When schools reopen, a PPT should be convened to discuss whether “compensatory education hours” are required to make up for services. If you have kept track of the time your child spent working remotely with the special education teacher or related service staff, this information will be helpful at the PPT once schools reopen. Some or all missed service hours may be delivered during school hours, after school, during vacations/breaks, or over the summer.
What if my child doesn’t make progress toward goals and objectives during school closure?
When schools reopen, a PPT should be convened to discuss your child’s progress, or lack of progress or even regression in skills. The PPT should consider whether “compensatory education hours” are owed, how much, and how and when they will be delivered. These service hours may be delivered after school starts during school hours, after school, during vacations/breaks, or over the summer.
My child was due for a PPT. What will happen?
The State Department of Education has relaxed requirements for holding PPTs, annual review and triennial reviews.

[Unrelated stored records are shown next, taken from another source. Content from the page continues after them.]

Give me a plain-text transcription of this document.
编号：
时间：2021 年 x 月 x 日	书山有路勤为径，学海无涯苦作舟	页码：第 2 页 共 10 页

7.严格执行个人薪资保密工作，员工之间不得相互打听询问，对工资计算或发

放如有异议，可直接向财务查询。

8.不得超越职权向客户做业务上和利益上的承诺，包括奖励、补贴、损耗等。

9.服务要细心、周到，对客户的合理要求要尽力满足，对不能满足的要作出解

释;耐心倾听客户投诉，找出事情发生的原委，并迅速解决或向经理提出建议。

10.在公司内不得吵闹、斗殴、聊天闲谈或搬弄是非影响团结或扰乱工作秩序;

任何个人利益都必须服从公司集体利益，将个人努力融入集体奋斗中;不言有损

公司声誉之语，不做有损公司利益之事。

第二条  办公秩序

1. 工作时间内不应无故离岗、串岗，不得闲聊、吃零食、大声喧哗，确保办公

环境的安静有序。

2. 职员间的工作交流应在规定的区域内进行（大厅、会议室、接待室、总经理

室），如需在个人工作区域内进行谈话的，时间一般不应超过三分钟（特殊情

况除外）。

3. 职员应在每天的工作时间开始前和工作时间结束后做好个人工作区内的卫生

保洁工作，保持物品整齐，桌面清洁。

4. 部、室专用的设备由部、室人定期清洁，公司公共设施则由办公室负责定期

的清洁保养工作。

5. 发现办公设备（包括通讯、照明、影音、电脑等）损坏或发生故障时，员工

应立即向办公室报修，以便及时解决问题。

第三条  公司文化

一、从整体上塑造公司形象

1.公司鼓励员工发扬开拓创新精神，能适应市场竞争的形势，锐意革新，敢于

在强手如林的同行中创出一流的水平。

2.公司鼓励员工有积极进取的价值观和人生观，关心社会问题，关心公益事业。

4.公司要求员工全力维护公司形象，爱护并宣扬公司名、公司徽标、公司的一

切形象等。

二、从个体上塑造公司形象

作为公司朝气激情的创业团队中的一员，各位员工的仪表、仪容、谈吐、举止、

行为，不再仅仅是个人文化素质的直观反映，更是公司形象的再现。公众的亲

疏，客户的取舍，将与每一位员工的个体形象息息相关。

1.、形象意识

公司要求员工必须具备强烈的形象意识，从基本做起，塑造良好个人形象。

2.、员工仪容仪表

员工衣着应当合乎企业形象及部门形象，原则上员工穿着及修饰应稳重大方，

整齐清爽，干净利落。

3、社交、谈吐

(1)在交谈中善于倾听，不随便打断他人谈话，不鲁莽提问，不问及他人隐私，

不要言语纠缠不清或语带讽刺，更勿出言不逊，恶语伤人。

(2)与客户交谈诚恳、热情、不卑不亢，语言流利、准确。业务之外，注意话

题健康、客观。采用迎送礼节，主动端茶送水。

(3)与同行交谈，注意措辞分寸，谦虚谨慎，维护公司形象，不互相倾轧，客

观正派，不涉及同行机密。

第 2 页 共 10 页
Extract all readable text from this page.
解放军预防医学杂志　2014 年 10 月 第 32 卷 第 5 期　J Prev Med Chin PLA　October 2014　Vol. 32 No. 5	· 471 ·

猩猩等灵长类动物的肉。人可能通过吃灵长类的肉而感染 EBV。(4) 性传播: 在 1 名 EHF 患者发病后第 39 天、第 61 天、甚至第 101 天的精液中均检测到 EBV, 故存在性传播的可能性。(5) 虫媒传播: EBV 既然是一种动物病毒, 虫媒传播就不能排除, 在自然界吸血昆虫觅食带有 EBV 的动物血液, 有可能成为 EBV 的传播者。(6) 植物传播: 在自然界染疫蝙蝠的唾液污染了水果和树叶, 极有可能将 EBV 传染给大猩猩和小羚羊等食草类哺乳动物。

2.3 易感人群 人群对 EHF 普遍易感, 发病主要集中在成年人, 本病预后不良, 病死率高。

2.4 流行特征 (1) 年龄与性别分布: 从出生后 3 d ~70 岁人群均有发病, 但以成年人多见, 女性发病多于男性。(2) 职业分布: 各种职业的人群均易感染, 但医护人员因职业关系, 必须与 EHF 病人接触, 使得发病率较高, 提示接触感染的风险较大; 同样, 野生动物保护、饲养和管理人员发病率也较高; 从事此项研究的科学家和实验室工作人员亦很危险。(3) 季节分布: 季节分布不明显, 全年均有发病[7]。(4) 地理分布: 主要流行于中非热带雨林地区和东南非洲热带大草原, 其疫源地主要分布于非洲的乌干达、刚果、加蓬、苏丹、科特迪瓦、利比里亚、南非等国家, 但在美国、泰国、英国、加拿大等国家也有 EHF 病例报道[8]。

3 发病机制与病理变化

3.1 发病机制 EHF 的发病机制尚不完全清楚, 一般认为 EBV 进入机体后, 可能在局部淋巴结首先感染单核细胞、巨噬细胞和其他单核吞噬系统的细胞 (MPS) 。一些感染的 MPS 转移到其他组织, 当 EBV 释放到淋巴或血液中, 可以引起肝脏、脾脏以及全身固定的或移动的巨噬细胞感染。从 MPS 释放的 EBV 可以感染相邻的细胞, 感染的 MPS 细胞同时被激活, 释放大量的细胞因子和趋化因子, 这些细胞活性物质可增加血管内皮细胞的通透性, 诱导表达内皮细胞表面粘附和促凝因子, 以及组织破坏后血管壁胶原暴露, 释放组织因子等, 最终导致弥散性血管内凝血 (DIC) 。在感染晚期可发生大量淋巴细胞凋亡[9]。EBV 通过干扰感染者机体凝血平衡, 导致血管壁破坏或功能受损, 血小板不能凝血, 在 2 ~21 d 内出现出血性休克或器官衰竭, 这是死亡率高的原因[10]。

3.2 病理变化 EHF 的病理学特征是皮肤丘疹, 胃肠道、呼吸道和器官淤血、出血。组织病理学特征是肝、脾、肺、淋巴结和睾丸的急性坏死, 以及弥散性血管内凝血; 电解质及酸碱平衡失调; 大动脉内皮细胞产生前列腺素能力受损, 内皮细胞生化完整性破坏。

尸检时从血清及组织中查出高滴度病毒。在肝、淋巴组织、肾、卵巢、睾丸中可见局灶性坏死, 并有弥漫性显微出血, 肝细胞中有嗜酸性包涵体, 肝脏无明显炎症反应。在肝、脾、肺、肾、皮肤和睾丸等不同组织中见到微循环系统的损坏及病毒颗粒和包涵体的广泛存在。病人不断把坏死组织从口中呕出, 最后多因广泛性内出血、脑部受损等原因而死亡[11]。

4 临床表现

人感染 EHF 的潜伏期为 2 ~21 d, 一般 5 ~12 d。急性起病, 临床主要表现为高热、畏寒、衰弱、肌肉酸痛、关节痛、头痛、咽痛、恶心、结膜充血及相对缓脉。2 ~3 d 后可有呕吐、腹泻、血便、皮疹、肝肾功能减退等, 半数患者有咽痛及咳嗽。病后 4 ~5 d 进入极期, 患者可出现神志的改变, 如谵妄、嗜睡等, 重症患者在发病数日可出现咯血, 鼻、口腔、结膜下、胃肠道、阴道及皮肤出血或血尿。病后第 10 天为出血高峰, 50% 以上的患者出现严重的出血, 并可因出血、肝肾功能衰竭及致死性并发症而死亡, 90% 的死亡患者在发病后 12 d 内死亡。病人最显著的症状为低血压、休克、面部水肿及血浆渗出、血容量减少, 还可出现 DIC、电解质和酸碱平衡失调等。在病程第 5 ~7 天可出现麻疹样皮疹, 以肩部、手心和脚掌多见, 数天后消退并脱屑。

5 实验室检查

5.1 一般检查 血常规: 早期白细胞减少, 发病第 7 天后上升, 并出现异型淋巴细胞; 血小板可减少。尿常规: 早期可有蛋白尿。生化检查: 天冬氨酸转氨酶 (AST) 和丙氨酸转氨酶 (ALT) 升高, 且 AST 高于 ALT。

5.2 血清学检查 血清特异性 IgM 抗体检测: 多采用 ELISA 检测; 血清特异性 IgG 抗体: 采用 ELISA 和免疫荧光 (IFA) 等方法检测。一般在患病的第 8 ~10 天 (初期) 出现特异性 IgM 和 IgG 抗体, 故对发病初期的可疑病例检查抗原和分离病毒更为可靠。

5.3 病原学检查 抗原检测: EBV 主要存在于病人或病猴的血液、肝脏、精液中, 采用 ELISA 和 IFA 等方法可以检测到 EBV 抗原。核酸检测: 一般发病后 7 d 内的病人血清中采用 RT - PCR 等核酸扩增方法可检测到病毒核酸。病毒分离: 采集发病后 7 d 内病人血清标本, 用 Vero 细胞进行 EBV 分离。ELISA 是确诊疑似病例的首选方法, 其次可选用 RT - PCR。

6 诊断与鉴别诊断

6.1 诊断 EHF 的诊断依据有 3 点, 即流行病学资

The school may try to hold a phone or video PPT, but if not, the school must hold one as soon as schools reopen. In most situations, PPTs will not be convened while schools are closed.
If your child was due for an annual review but the school does not hold one, your child’s last IEP will remain in effect until a PPT is held when school reopens.
My child was referred to special education before the closure and was supposed to be evaluated for eligibility. What will happen?
Under the law, testing should be completed in 45 school days. With schools closed, the State Department of Education has clearly stated that testing may be paused. These remote learning days will not count as “school days” toward the 45-day deadline. Most testing will resume when schools reopen. Schools may do some parts of the evaluation process for special education such as teacher or parent questionnaires, or record reviews during the school closure.
My child was pending expulsion when the school closed. What will happen?
While there has been no exact guidance from the state, depending on the severity of the incident, we expect that schools will proceed with expulsion proceedings when schools reopen. Students should still get some distance learning if they were referred to expulsion before the school closures or if they were expelled and were receiving alternative education services before the school closures.